The Turkish official said that the decrypted messages thus far are not directly related to the coup attempt, but said work on decrypting the Eagle messaging was still at an early stage.
The scale and speed of the post-coup crackdown has caused concern, primarily in the West, that it will turn into a purge of President Recep Tayyip Erdogan and his Justice and Development Party’s opponents.
Meanwhile, Erdogan said on Saturday that the coup attempt was far from over and that the authorities will remain alert.
“Greater powers [a term he uses to refer to unknown forces] are playing a ruthless game. I don’t think this affair [coup attempt] is over. We will not let lethargy set in,” Erdogan told Turkish media representatives, according to the Hurriyet newspaper.
Ankara has also lashed out at the West, particularly America, claiming it supports the plotters and has warned Washington that relations will suffer if it fails to extradite Gulen. An Istanbul court issued an arrest warrant for Gulen on 4 August for ordering the failed coup.

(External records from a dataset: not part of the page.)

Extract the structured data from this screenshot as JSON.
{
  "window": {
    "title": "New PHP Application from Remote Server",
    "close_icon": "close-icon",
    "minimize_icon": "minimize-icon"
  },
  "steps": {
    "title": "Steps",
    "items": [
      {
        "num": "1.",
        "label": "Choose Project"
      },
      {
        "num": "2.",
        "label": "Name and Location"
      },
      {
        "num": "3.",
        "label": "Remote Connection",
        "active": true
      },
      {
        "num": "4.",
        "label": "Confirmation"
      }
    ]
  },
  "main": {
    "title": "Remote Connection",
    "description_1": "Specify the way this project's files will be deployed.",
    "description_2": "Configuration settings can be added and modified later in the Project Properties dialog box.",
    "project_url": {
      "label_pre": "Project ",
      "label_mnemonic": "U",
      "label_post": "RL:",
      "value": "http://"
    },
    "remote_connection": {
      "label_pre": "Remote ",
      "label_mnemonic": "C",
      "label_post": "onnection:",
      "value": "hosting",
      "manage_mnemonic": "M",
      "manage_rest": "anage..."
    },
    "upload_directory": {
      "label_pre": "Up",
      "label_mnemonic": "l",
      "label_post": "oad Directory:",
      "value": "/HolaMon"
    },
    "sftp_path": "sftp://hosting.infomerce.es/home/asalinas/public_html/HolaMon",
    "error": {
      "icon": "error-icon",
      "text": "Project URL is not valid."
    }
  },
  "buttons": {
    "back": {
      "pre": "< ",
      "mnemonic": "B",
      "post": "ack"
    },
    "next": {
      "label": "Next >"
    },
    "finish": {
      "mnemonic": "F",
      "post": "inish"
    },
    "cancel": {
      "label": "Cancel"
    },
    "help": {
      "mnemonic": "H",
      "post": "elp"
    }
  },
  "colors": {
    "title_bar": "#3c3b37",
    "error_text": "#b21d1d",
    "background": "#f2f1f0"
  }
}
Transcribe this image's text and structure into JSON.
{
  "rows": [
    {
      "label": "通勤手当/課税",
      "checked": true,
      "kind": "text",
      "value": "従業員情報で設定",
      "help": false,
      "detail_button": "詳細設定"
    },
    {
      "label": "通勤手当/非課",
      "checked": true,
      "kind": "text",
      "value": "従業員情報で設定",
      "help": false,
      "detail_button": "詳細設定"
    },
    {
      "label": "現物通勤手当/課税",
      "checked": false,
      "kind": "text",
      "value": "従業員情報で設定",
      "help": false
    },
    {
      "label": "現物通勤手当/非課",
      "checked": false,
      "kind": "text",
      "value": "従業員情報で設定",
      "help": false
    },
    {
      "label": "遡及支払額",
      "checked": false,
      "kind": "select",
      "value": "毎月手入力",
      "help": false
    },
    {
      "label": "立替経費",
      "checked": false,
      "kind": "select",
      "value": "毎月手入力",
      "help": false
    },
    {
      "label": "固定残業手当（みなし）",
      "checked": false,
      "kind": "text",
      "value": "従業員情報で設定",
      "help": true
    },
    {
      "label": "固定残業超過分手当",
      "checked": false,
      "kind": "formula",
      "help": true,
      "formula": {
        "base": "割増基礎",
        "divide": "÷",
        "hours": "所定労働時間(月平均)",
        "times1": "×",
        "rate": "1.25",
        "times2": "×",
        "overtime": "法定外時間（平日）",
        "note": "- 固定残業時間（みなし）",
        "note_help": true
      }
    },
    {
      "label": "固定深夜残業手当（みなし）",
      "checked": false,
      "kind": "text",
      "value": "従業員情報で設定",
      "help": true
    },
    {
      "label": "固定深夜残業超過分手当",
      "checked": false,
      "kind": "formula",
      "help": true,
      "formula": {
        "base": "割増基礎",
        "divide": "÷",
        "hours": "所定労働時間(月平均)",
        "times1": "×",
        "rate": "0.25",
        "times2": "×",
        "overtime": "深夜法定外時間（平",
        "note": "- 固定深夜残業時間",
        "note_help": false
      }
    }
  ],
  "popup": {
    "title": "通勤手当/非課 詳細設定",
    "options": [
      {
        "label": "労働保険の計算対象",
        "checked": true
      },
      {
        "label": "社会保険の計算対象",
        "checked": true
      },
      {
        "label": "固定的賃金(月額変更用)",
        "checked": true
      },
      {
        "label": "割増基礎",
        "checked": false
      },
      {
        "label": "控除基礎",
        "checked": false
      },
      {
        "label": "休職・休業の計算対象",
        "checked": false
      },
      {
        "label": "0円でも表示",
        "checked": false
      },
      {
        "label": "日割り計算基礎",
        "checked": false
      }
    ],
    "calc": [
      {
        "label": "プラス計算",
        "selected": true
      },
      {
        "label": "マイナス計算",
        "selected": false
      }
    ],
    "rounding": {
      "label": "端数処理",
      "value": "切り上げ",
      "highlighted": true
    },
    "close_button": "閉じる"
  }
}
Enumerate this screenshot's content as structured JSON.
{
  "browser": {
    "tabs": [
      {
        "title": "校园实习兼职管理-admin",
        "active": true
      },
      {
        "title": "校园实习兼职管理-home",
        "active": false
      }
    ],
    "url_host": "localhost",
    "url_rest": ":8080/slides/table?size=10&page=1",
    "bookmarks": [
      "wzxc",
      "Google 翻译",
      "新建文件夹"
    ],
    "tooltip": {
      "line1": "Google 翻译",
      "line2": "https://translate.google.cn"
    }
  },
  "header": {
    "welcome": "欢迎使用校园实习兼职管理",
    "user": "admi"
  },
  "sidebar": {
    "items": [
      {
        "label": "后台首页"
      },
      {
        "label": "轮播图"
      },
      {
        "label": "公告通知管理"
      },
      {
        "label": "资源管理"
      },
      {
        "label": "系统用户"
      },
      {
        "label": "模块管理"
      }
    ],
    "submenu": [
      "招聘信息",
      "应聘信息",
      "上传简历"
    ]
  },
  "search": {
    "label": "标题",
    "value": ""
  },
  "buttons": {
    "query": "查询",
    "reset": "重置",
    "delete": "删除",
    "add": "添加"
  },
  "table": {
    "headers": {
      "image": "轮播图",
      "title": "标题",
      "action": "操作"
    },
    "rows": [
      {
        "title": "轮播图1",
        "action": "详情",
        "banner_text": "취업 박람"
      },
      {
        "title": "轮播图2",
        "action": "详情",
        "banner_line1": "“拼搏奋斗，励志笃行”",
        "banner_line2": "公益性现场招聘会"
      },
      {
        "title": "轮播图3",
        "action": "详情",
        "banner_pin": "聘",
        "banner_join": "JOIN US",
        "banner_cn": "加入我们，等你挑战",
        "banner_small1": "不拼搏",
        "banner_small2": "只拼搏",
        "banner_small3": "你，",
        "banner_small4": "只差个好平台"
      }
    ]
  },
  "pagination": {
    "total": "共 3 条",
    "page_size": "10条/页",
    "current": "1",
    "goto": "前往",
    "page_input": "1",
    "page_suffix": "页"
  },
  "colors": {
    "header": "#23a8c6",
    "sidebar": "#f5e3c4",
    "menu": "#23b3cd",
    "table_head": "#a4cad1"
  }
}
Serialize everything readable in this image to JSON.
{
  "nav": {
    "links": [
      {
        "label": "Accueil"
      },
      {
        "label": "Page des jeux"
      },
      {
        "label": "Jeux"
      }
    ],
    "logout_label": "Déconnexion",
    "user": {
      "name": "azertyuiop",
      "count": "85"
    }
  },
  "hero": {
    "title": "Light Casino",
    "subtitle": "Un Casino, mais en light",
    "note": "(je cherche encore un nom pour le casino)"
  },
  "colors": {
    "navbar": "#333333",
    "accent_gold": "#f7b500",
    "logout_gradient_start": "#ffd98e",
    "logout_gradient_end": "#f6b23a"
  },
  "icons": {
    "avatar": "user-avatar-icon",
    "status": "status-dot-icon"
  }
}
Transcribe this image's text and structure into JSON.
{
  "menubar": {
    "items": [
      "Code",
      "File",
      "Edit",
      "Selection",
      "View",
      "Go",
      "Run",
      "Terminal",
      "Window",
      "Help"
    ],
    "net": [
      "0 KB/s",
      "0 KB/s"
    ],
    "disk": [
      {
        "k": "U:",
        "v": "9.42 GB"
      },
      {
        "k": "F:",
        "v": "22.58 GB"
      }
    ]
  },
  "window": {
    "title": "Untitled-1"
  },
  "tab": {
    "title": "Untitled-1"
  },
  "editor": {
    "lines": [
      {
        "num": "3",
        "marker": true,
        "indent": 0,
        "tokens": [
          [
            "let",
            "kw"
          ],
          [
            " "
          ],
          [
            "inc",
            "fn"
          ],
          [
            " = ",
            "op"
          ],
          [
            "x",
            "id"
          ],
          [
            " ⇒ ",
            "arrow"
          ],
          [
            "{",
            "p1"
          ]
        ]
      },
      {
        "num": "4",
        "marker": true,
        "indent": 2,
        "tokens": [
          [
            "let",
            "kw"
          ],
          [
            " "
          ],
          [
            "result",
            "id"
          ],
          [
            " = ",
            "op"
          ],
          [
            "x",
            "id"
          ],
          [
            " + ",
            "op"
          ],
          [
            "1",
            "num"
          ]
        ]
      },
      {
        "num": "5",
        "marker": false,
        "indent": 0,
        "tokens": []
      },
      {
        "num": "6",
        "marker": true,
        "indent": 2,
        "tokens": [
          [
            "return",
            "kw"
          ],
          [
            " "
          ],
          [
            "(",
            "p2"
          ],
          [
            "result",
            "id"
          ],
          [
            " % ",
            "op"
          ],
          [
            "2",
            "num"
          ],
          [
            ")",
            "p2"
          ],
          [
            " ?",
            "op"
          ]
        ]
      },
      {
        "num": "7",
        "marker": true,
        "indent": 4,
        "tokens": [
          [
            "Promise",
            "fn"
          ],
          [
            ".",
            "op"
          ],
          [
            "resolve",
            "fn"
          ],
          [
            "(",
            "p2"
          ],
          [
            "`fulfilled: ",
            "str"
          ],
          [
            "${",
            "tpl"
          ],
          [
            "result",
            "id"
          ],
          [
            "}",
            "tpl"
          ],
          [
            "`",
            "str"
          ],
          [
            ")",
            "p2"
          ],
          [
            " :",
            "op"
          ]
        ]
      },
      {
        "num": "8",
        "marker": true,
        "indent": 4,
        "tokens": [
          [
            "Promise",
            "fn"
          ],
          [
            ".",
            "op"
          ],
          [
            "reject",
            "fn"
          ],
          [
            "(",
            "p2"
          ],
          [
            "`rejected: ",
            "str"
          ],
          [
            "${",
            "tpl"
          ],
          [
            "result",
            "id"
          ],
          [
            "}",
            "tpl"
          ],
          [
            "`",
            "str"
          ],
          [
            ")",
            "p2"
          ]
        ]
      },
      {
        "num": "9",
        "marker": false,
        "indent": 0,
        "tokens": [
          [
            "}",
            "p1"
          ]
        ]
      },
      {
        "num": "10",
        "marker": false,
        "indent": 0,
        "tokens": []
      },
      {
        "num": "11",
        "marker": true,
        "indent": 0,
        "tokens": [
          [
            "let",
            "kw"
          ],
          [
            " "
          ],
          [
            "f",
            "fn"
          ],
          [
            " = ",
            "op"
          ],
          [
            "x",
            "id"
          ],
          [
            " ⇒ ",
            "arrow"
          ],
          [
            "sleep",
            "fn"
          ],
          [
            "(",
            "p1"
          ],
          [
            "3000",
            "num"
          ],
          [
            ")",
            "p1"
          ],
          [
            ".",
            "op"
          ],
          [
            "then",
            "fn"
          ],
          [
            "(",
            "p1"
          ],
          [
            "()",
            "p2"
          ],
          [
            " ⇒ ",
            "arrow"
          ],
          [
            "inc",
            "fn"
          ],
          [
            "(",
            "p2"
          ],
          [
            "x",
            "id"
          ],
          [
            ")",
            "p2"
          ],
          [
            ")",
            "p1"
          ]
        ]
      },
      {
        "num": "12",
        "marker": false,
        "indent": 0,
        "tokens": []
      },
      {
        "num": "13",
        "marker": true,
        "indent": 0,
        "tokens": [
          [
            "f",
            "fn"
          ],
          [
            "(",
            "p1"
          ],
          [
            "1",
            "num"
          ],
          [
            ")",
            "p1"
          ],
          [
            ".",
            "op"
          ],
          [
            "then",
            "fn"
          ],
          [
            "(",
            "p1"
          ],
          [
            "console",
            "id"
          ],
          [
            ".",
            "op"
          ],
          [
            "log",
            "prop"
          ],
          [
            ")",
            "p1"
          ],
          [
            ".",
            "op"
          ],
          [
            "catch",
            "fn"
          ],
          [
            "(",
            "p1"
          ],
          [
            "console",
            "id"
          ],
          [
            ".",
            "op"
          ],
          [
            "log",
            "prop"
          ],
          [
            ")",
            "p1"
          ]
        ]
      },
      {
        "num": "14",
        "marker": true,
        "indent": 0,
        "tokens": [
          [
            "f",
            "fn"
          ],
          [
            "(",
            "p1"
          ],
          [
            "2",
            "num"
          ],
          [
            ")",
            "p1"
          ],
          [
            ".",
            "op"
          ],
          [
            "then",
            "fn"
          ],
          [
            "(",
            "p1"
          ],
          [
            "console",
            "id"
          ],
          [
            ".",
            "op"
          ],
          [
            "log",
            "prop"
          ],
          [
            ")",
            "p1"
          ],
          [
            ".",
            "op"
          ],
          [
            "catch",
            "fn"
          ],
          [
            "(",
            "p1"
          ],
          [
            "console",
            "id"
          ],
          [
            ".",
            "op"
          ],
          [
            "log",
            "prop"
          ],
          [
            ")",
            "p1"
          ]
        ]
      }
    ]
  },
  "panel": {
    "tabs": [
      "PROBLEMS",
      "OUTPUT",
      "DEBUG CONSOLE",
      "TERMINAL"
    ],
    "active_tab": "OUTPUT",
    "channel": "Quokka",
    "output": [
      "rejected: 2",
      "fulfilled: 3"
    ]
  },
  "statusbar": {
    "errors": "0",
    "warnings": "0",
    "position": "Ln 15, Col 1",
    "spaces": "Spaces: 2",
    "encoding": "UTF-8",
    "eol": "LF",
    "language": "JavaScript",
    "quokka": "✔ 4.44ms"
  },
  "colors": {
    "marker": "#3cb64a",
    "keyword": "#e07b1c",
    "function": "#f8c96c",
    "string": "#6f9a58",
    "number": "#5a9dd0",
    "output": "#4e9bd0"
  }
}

Erdogan has accused Washington of sheltering the preacher and called the failed action a "scenario written from outside," in an allusion to foreign intervention.
Washington has repeatedly dismissed the allegations. On Saturday, the United States' ambassador to Turkey, John Bass, said he was deeply disturbed and offended by the accusations targeting his country.
"I just want to say again, as I've said before and as we've said from Washington, the United States government did not plan, direct, support or have any advance knowledge of any of the illegal activities that occurred the night of 15 July and into 16 July. Full stop," Bass said in remarks published in English daily Hurriyet Daily News.
Thousands of people from both the public and private sector have been detained, suspended or dismissed from their jobs since the crackdown commenced.
Officials say these steps are the result of years of meticulous investigations into people with links to the Gulen movement.
Officials also stress that Gulen elements that have infiltrated every aspect of the state system in Turkey must be uprooted completely to prevent the likelihood of the recurrence of events like that of 15 July.
Independent research carried out on the Bylock messaging application by the Reuters news agency last week revealed that it was an amateurish encryption system that could be hacked easily, since the data it sent to its servers was unencrypted.